Simplify meeting condition
RagnarGrootKoerkamp opened this issue · 4 comments
I think the DP formula can be modified to use a gap-close cost instead of a gap-open cost. This should benefit the backwards WFA, so that you don't need the o
overlap in the distance from the start and end when doing the meet-in-the-middle step.
I've quickly written this down here: https://research.curiouscoding.nl/posts/affine-gap-close-cost/
For completeness, here's the differences in the cap-close-cost formula (red: removed, green: added)
Using this, the forward and backward version will have a slightly different formula, but that could also be solved by incurring a cost of o/2 both when opening and closing the gap (see the linked post).
I haven't fully thought out the details yet of the stitching with this modified formula, but my feeling is that this should actually just work.
Since your stopping condition already seems to be to fall back to normal WFA once the score drops below 100, the total time spent computing the o
extra layers won't be significant, but this could possibly reduce the theoretical complexity of the meeting condition and simplify code there. (Oh the other hand, you would get more code because you now need different implementations for the forward and backward pass.)
Hi, Ragnar.
Sorry for not getting back to you sooner.
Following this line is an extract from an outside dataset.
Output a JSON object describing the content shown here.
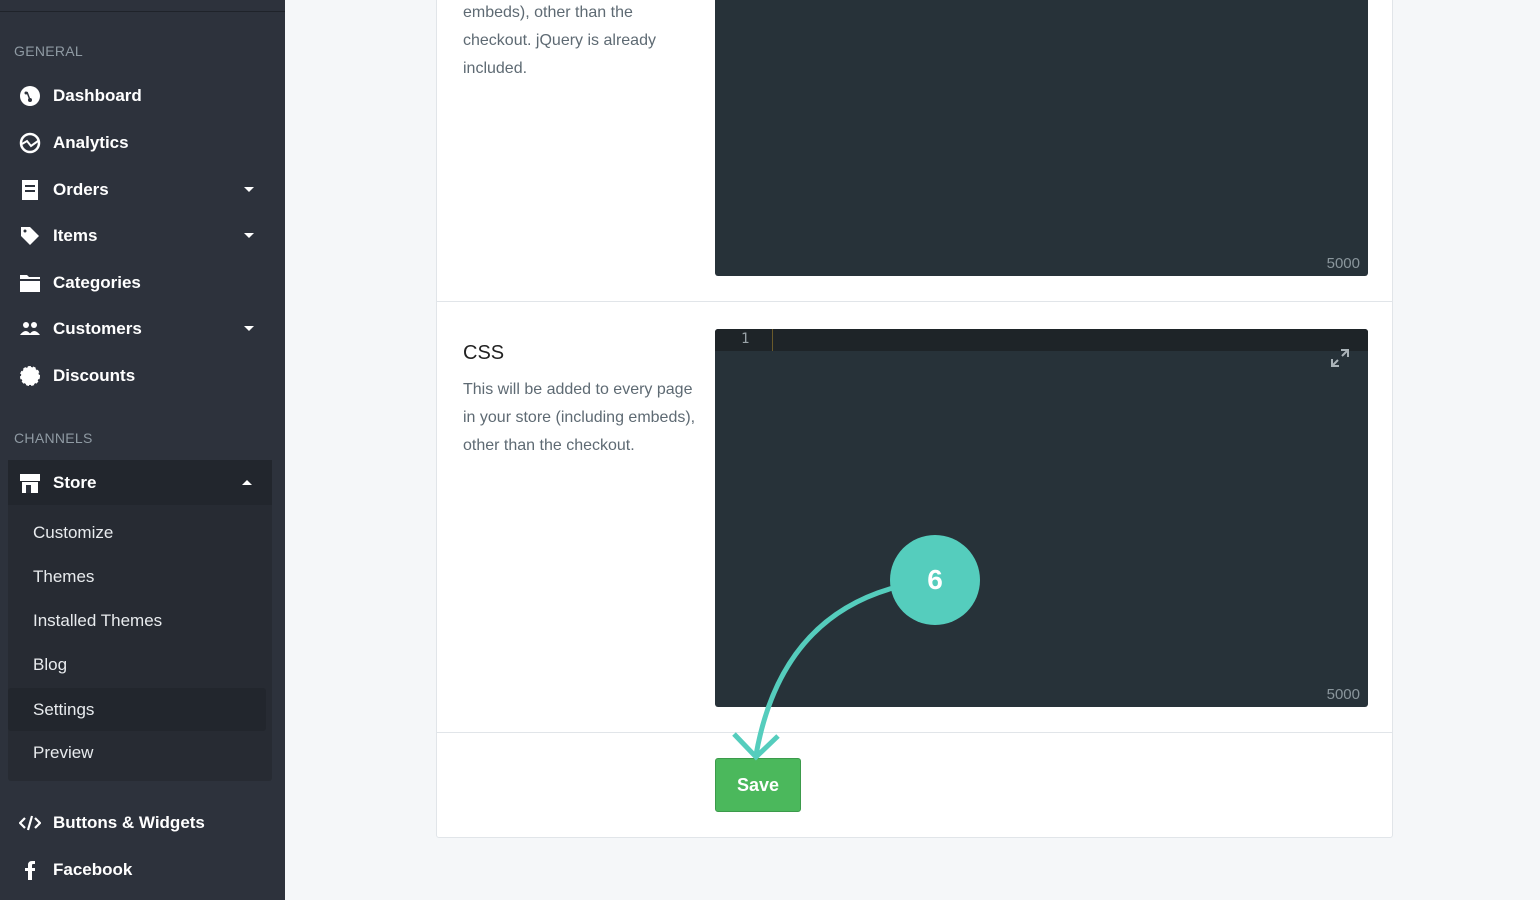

We were commenting on your idea and we think it is correct. WLOG, if you make the forward alignment "gap-open" and the reverse "gap-close" you can skip the o
extra steps as there is no chance to improve the breakpoint score.
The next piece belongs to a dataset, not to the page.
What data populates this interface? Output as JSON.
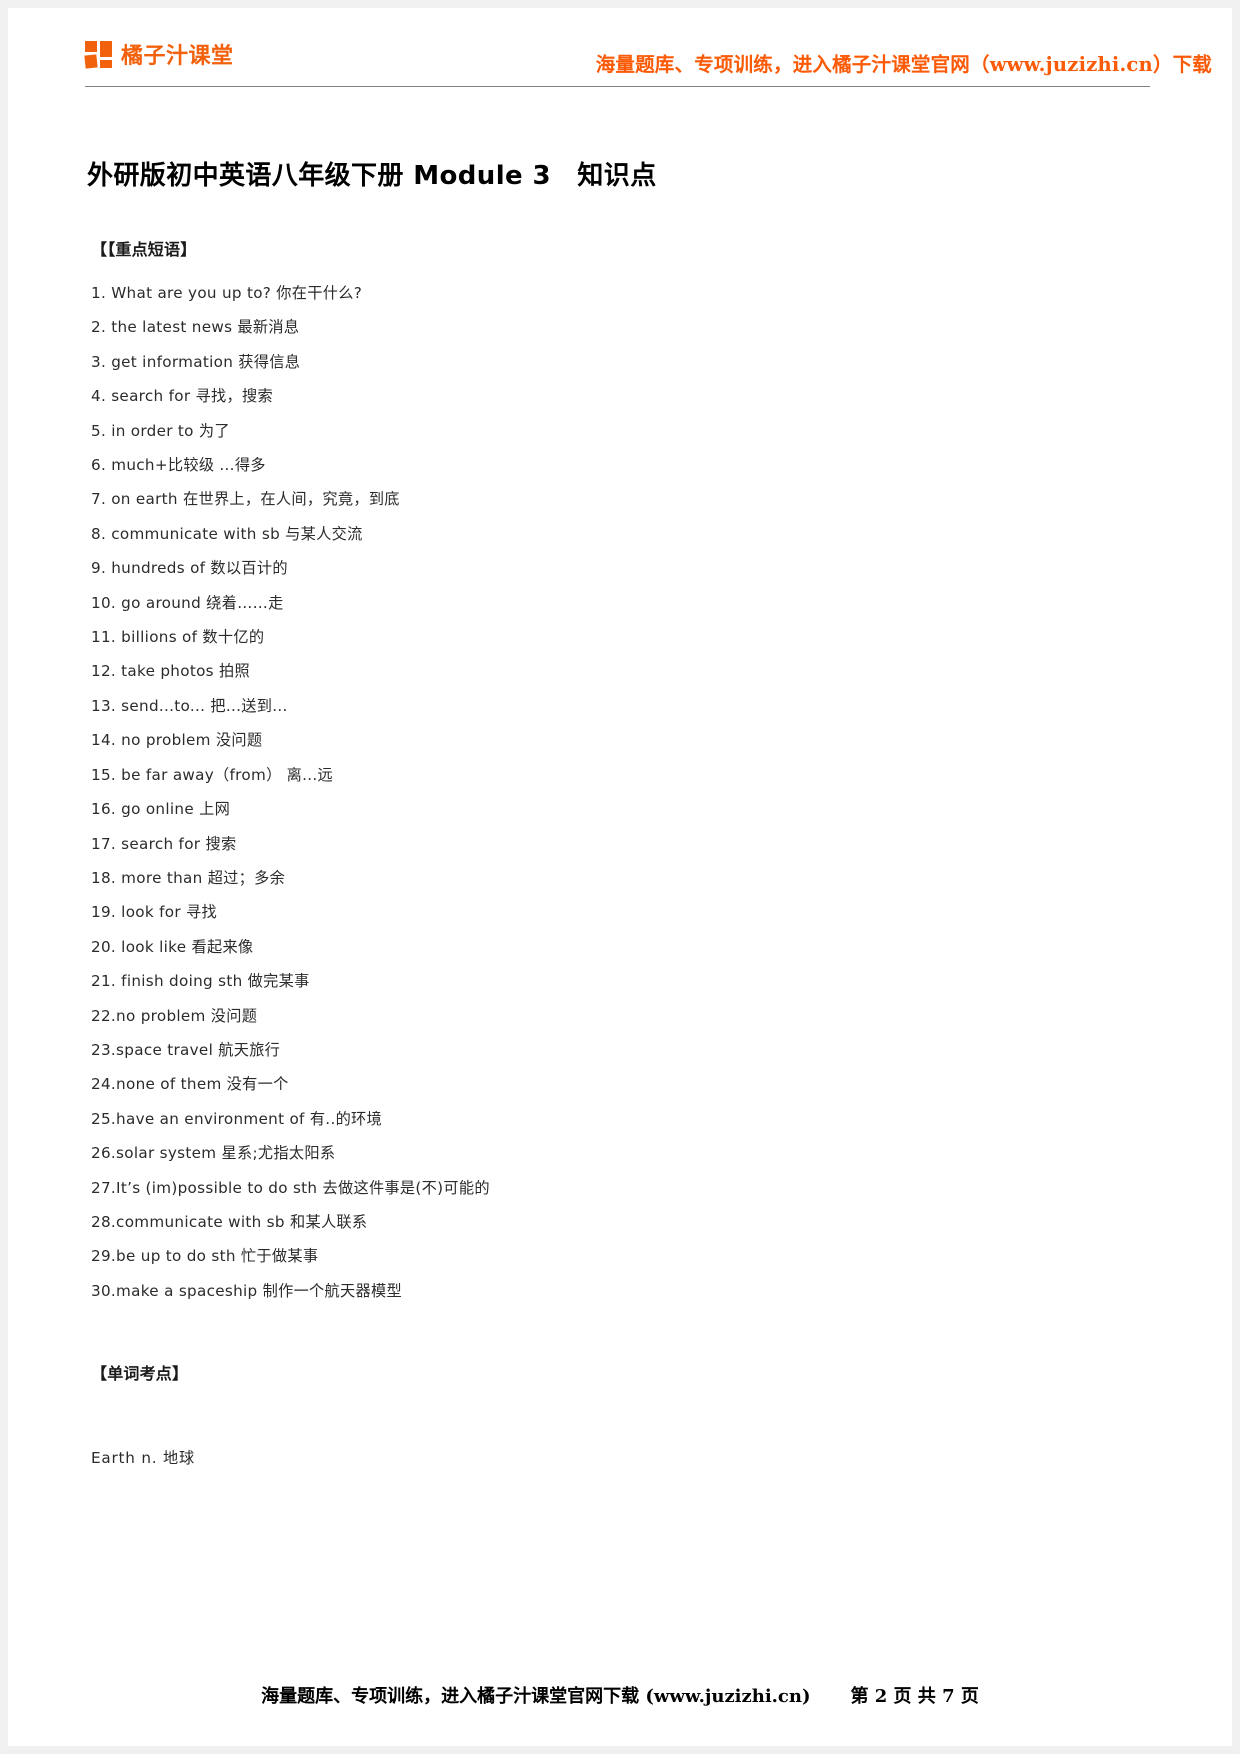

Since your stopping condition already seems to be to fall back to normal WFA once the score drops below 100,
The falling-back part of the code was implemented for performance reasons and the simplicity of the prototype. Nevertheless, note that, most likely, the value of 100 is not optimum. I need to tune that.
this could possibly reduce the theoretical complexity of the meeting condition and simplify code there.
On the O(·) asymptotic analysis, the breakpoint detection comes out as a constant cost. On a more fine analysis, you are probably right.
(Oh the other hand, you would get more code because you now need different implementations for the forward and backward pass.)
:-) That is precisely why I'm not very seduced by this idea. If possible, I would avoid coding the WFA-kernels twice.
BTW: Congrats on this https://research.curiouscoding.nl/. Those posts are really nice to read :-)
Thanks ;) It will be my place to dump ideas and ongoing work for the coming time.
this could possibly reduce the theoretical complexity of the meeting condition and simplify code there.
I see this is ambiguous. I meant complexity as in the length of the theorems and code involved in handling the meeting. Indeed, I don't think this affects the runtime complexity.